Perception Lecture Notes: Depth, Size, and Shape

Professor David Heeger

What you should know about this lecture

Stereo Vision

Stereopsis: greek for "solid sight".

Close one eye, and hold up your two index fingers, one fairly close to your face and one as far as you can reach. Fixate the more distance hand, and alternately view the scene with your left eye and then your right. As you can see, the distance between the two fingers is different in your left than in your right eye; their relative positions in the two retinae are disparate.

Binocular disparity is defined as the difference in the location of a feature between the right eye's and left eye's image. The amount of disparity depends on the depth (i.e., the difference in distance to the two object and the distance to the point of fixation), and hence it is a cue that the visual system uses to infer depth. Wheatstone (1838) was first to figure this out. Before that, people were confused, thought that having two eyes posed a problem because couldn't figure out how you could see only one image when viewing the world with two eyes. Wheatstone correctly pointed out the advantage of having two eyes to see objects in 3D depth. However, the disparity also depends on the distance to the fixation as well, so that disparities must be further interpreted using estimates of the fixation distance.

Horopter: imaginary 3D surface in the room in front of you that includes the object you are fixating on and all other points in 3D space that project to corresponding positions in the two retinae. The geometric horopter (the set of points with zero disparity) is a circle that includes the fixation point and the optical centers (lenses) of the two eyes.

Uncrossed disparity: An object farther away from you than the horoptor has uncrossed disparities. You'd have to uncross (diverge) your eyes to fixate on it. It lies further to the right from the right eye's viewpoint than from the left eye's viewpoint.

Crossed disparity: An object closer than the horoptor has crossed disparities. You'd have to cross (converge) your eyes to fixate on it. It is further to the left from the right eye's perspective.

Stereoscope: One way to view stereo image pairs is to use a mirror stereoscope. If you put your face in front of a pair of angled mirrors, and put two slightly different pictures off to the sides, your left eye will see the left picture (E') and your right eye will view the right-hand picture (E).

Stereogram: A pair of images (such as E/E' above) that are viewed using a stereoscope (or a red-green anaglyph). The two images in a stereogram are slightly different, with features in one image shifted to slightly different positions in the other image. The shifts mimic differences which ordinarily would exist between the views of genuine 3D objects.

There are lots of ways to make and view stereograms. The basic concept is to present slightly different images to the two eyes. One way is to superimpose two half images, one in red and one in green. Viewed through red-green glasses, one eye sees the red image and the other eye sees the green image.

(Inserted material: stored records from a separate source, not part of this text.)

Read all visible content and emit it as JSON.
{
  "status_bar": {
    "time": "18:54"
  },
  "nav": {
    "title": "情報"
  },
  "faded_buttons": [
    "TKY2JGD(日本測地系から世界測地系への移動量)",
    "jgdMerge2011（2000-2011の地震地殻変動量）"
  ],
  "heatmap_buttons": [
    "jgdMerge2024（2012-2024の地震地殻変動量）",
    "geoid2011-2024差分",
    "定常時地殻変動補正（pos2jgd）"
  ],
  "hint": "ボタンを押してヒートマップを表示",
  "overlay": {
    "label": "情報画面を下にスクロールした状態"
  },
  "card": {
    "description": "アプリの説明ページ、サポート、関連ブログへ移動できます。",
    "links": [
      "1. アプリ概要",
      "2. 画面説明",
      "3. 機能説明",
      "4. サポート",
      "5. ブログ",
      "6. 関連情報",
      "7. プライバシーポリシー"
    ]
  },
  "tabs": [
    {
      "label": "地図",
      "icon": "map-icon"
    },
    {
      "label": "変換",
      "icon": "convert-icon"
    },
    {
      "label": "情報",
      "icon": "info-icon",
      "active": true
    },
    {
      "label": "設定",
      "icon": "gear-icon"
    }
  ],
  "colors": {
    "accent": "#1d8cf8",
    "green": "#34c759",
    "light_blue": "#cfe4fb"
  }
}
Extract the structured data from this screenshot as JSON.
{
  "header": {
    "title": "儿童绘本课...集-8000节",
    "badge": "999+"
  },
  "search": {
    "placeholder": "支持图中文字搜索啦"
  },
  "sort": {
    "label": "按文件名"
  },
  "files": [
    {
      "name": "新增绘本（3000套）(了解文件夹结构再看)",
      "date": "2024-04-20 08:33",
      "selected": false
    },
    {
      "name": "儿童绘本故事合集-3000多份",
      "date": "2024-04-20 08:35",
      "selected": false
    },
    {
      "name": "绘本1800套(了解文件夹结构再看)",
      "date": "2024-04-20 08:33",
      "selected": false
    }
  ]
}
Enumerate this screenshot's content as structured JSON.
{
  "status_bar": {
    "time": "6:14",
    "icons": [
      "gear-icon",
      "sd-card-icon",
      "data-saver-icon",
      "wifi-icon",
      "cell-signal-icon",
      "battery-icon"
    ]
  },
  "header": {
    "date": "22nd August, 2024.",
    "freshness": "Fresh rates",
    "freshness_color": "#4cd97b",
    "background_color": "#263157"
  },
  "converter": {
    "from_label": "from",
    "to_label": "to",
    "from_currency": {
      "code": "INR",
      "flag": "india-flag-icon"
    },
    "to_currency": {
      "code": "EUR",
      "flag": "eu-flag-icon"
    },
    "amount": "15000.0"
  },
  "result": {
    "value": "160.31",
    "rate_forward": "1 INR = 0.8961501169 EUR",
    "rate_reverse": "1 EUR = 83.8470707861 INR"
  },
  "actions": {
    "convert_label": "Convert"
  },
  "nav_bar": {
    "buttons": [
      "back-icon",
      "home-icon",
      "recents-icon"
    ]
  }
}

Stereograms have been part of popular culture in each generation since Wheatstone. Brewster stereoscopes (different design, but same in concept) were popular around 1900 with photographed stereo pairs. 3D movies were viewed with red-green anaglyph glasses in the 1950s. Current 3D movies are usually viewed with polarized glasses instead of red-green so the movies can be in color. Another recent technique is the "magic eye" autostereograms.

Random-dot stereogram: The random-dot stereogram was invented by Bela Julesz, a perceptual psychologist who was very influential over the past 30 years. In the example below, with anaglyph glasses you would see a square-shaped surface floating in depth in front of a background. Both the foreground square and the background have little dots painted on them in random locations.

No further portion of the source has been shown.